Let’s take the example from my last post. You’ve heard through an anonymous email that there has been a series of hospital-acquired infections at a local hospital that have not been reported to state or federal regulators. If you were going to be purely objective, you would somehow figure out which people you needed to interview. Doctors, nurses, and others inside the hospital. Experts in infections. Patients. The families of patients. Regulators. You would talk to all of them in self-imposed intellectual silos, trying to keep out of your head what any of the rest of them had said about the topic or about each other. And then you would carefully sort through all the facts you had gathered to decide on what objective truths you would then reveal to your audience. (Or, if you subscribed to a more Nietzschean view, you would amass as many of those perspectives together as possible and only consider “truth” as residing somewhere in that totality of perspectives.)

That is not only impractical, but it is a fantasy.

You absolutely start forming judgments in your head based on the people you talk to, the documents you read, and the places you visit first. You use those judgments to hone your reporting, so that you can answer a compelling question for your audience, often a question that is timely in nature. If you tried to keep judgments out of your head, you would never finish your story because you would be hard-pressed to ever draw a firm conclusion. In the case of the hospital infection story, you are starting with an anonymous tip. You have to lend credence to the basic premise of that tip to decide to even pursue the story. And perhaps during the course of your reporting you decide that one doctor is to blame for covering up the disease outbreak. You likely won’t know definitively that this is the case, but you need to make connections in order to find out whether your hunch is true.

The key is to check your biases. And recheck them throughout your reporting.

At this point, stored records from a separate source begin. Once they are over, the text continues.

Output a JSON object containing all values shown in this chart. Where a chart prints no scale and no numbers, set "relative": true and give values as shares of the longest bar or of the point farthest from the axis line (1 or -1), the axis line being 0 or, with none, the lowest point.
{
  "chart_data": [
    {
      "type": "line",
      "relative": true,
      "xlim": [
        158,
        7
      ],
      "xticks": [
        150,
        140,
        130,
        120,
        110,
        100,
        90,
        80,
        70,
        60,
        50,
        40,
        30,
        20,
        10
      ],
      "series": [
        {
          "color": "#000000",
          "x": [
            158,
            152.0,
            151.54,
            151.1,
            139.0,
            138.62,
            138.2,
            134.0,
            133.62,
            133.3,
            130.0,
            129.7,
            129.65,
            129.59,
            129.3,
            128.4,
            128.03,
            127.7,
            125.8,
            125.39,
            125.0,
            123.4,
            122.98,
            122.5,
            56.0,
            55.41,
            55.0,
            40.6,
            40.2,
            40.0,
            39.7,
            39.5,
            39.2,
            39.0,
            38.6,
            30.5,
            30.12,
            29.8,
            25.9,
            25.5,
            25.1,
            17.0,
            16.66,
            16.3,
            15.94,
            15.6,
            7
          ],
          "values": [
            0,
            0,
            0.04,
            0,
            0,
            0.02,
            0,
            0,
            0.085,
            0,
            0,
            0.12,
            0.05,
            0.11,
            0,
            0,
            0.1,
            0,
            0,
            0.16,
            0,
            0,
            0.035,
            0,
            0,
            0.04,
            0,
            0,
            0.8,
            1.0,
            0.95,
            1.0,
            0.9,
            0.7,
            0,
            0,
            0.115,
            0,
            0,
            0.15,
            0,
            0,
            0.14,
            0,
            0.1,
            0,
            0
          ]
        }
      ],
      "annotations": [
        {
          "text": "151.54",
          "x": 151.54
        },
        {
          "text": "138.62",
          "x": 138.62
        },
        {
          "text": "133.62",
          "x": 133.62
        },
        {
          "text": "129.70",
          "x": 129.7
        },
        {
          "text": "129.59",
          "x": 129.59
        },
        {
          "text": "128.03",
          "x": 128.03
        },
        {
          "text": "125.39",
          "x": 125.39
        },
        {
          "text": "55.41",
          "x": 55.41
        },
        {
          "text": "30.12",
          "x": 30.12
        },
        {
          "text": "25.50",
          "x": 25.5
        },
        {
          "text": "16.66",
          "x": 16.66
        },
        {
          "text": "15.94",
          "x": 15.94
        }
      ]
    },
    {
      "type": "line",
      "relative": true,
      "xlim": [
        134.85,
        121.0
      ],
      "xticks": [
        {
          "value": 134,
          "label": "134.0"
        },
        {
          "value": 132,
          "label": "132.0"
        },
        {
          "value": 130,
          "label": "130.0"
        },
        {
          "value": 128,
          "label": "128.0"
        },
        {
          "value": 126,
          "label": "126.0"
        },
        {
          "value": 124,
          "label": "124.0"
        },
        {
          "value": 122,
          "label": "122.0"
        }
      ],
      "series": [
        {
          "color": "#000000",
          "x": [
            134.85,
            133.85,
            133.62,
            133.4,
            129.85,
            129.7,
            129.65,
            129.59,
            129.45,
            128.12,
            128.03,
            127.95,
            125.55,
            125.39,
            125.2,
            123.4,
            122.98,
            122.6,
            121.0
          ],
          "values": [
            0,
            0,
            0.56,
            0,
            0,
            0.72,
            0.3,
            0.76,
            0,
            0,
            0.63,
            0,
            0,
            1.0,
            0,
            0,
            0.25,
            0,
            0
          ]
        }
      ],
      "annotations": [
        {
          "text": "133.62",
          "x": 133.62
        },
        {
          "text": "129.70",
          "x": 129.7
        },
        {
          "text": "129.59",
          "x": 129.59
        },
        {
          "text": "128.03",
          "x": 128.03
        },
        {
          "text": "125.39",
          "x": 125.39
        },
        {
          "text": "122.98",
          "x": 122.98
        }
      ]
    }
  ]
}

Is there something other than the facts you are finding that is driving you in this particular health investigation?

Do you simply not like the person or people who are your subject? (Maybe that doctor was rude to you when you tracked him down outside the hospital. That’s not a good reason in itself to pursue your hunch as it if were true.)

Did you have a personal experience that you want to make sure is never repeated? (Potentially a good reason, but you better disclose to your audience that your personal experience is part of the mix.)

Are you trying to win an award, get a promotion, or make your friends and family proud? (All good motivators but don’t let ambition get the best of your sense of duty to the facts and your audience.)

Then, when you first start writing, ask yourself two things: What is the central question you are trying to answer? And why do you think that is the most important question here?

The first question is often simple to answer. It’s the thing that motivated you to start your reporting in the first place. In our example, the question was given to you by the anonymous tip: Did the hospital cover up a disease outbreak that potentially still poses a threat to patients?

But the second one can be difficult to answer. It may require you to write down exactly what you think you know and why. If you do that, you might find that you’ve missed a step in your reporting — or your interpretation of your reporting. You may be relying too heavily on a small group of sources who have an agenda that they are trying to advance through you. You may be relying too heavily on an anonymous string of emails. You may have a great document trail that seems to tell a perfect story, but there may be contravening or at least mitigating evidence out there that you have failed to consider. If you start to test the logic of your story in even a rudimentary way, you might find that it falls apart.

Think of it as trying to take an objective lens on your subjective story. You don’t want to ignore all those precious judgments you have used to build a jewel of a story. But you also don’t want to sell your audience fool’s gold.